George Kouvas, MBA, Chief Technology Officer at the Wyss Center said: “Despite advances in the microfabrication of electronics, active implants today still have relatively large volumes. This is mainly due to the limited scalability of traditional medical implant housing technologies. The electronics may shrink but this is not the case for their housings. Our partnership with Coat-X will validate the use of a new, thin-film coating technology, paving the way for the miniaturization of medical implants and enabling a future where very small medical devices are seamlessly integrated with the human body.”

The collaboration will bring materials engineers from Coat-X together with the Wyss Center’s electromechanical team. “We will apply Coat-X’s multilayer encapsulation technology in active medical implants, such as next generation electrodes and electronics,” said Andreas Hogg, CEO at Coat-X. “We will start by using a custom-built accelerated aging system at the Wyss Center to verify the long-term performance of our coating technology in the human body,” he added. 

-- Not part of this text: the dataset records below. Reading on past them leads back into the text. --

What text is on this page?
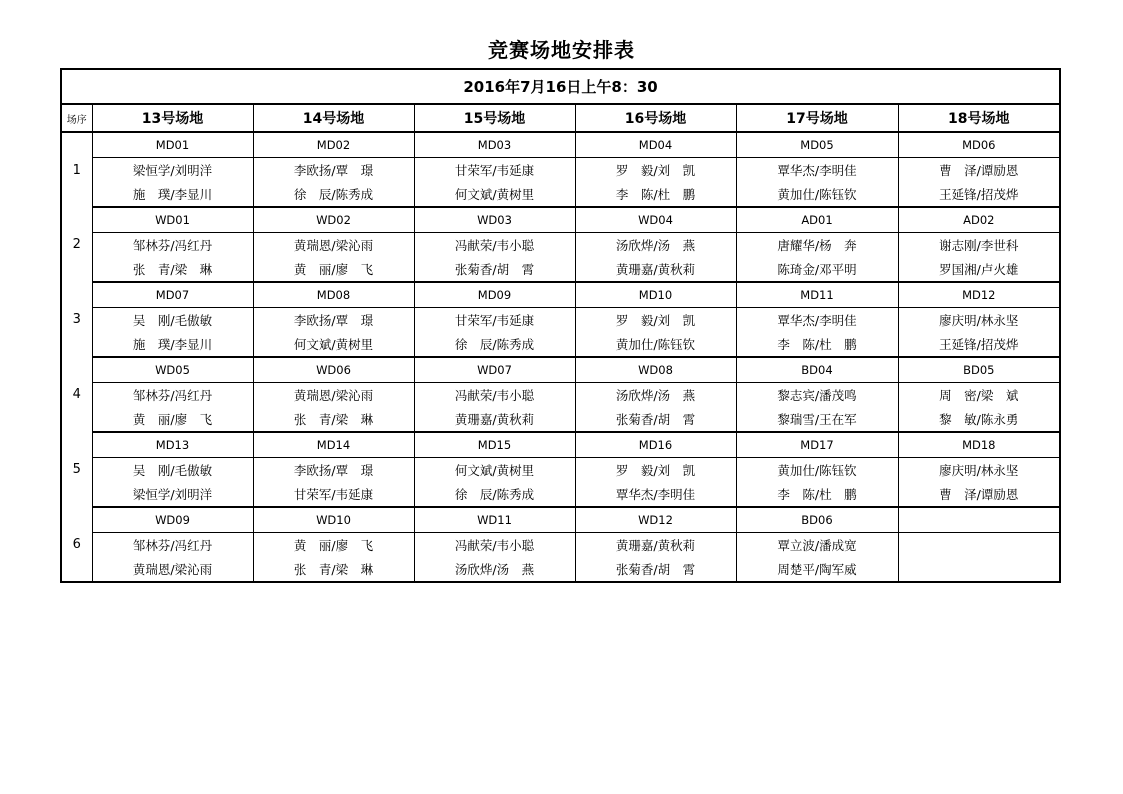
竞赛场地安排表
2016年7月16日上午8：30						
场序	13号场地	14号场地	15号场地	16号场地	17号场地	18号场地
1	MD01	MD02	MD03	MD04	MD05	MD06
	梁恒学/刘明洋	李欧扬/覃　璟	甘荣军/韦延康	罗　毅/刘　凯	覃华杰/李明佳	曹　泽/谭励恩
	施　璞/李显川	徐　辰/陈秀成	何文斌/黄树里	李　陈/杜　鹏	黄加仕/陈钰钦	王延锋/招茂烨
2	WD01	WD02	WD03	WD04	AD01	AD02
	邹林芬/冯红丹	黄瑞恩/梁沁雨	冯献荣/韦小聪	汤欣烨/汤　燕	唐耀华/杨　奔	谢志刚/李世科
	张　青/梁　琳	黄　丽/廖　飞	张菊香/胡　霄	黄珊嘉/黄秋莉	陈琦金/邓平明	罗国湘/卢火雄
3	MD07	MD08	MD09	MD10	MD11	MD12
	吴　刚/毛傲敏	李欧扬/覃　璟	甘荣军/韦延康	罗　毅/刘　凯	覃华杰/李明佳	廖庆明/林永坚
	施　璞/李显川	何文斌/黄树里	徐　辰/陈秀成	黄加仕/陈钰钦	李　陈/杜　鹏	王延锋/招茂烨
4	WD05	WD06	WD07	WD08	BD04	BD05
	邹林芬/冯红丹	黄瑞恩/梁沁雨	冯献荣/韦小聪	汤欣烨/汤　燕	黎志宾/潘茂鸣	周　密/梁　斌
	黄　丽/廖　飞	张　青/梁　琳	黄珊嘉/黄秋莉	张菊香/胡　霄	黎瑞雪/王在军	黎　敏/陈永勇
5	MD13	MD14	MD15	MD16	MD17	MD18
	吴　刚/毛傲敏	李欧扬/覃　璟	何文斌/黄树里	罗　毅/刘　凯	黄加仕/陈钰钦	廖庆明/林永坚
	梁恒学/刘明洋	甘荣军/韦延康	徐　辰/陈秀成	覃华杰/李明佳	李　陈/杜　鹏	曹　泽/谭励恩
6	WD09	WD10	WD11	WD12	BD06	
	邹林芬/冯红丹	黄　丽/廖　飞	冯献荣/韦小聪	黄珊嘉/黄秋莉	覃立波/潘成宽	
	黄瑞恩/梁沁雨	张　青/梁　琳	汤欣烨/汤　燕	张菊香/胡　霄	周楚平/陶军威	
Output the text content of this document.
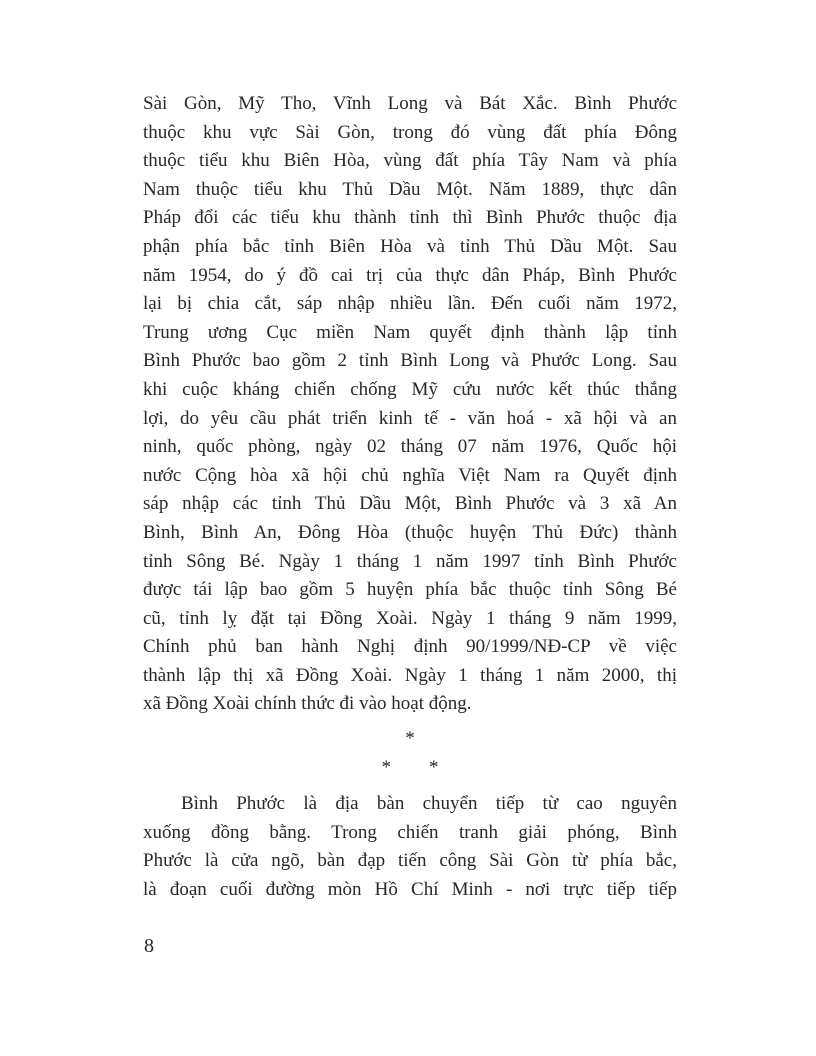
Sài Gòn, Mỹ Tho, Vĩnh Long và Bát Xắc. Bình Phước
thuộc khu vực Sài Gòn, trong đó vùng đất phía Đông
thuộc tiểu khu Biên Hòa, vùng đất phía Tây Nam và phía
Nam thuộc tiểu khu Thủ Dầu Một. Năm 1889, thực dân
Pháp đổi các tiểu khu thành tỉnh thì Bình Phước thuộc địa
phận phía bắc tỉnh Biên Hòa và tỉnh Thủ Dầu Một. Sau
năm 1954, do ý đồ cai trị của thực dân Pháp, Bình Phước
lại bị chia cắt, sáp nhập nhiều lần. Đến cuối năm 1972,
Trung ương Cục miền Nam quyết định thành lập tỉnh
Bình Phước bao gồm 2 tỉnh Bình Long và Phước Long. Sau
khi cuộc kháng chiến chống Mỹ cứu nước kết thúc thắng
lợi, do yêu cầu phát triển kinh tế - văn hoá - xã hội và an
ninh, quốc phòng, ngày 02 tháng 07 năm 1976, Quốc hội
nước Cộng hòa xã hội chủ nghĩa Việt Nam ra Quyết định
sáp nhập các tỉnh Thủ Dầu Một, Bình Phước và 3 xã An
Bình, Bình An, Đông Hòa (thuộc huyện Thủ Đức) thành
tỉnh Sông Bé. Ngày 1 tháng 1 năm 1997 tỉnh Bình Phước
được tái lập bao gồm 5 huyện phía bắc thuộc tỉnh Sông Bé
cũ, tỉnh lỵ đặt tại Đồng Xoài. Ngày 1 tháng 9 năm 1999,
Chính phủ ban hành Nghị định 90/1999/NĐ-CP về việc
thành lập thị xã Đồng Xoài. Ngày 1 tháng 1 năm 2000, thị
xã Đồng Xoài chính thức đi vào hoạt động.
*
* *
Bình Phước là địa bàn chuyển tiếp từ cao nguyên
xuống đồng bằng. Trong chiến tranh giải phóng, Bình
Phước là cửa ngõ, bàn đạp tiến công Sài Gòn từ phía bắc,
là đoạn cuối đường mòn Hồ Chí Minh - nơi trực tiếp tiếp
8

The team will develop and coat prototype devices with several variations of the encapsulation technology and then will subject them to high temperatures and humidity to accelerate their aging. Electronic tags built into the devices will wirelessly send updates on the internal status of the electronics, continuously assessing the hermeticity of the new coating and giving valuable information on its performance and reliability in the body.

“If we can validate that Coat-X’s ultra-thin coating has favorable barrier and durability properties in the long term, we will further our collaboration to bring this technology to market and, hopefully, enable even smaller medical devices to be implanted in patients around the world,” added Wyss Center’s CEO Mary Tolikas, Ph.D., MBA.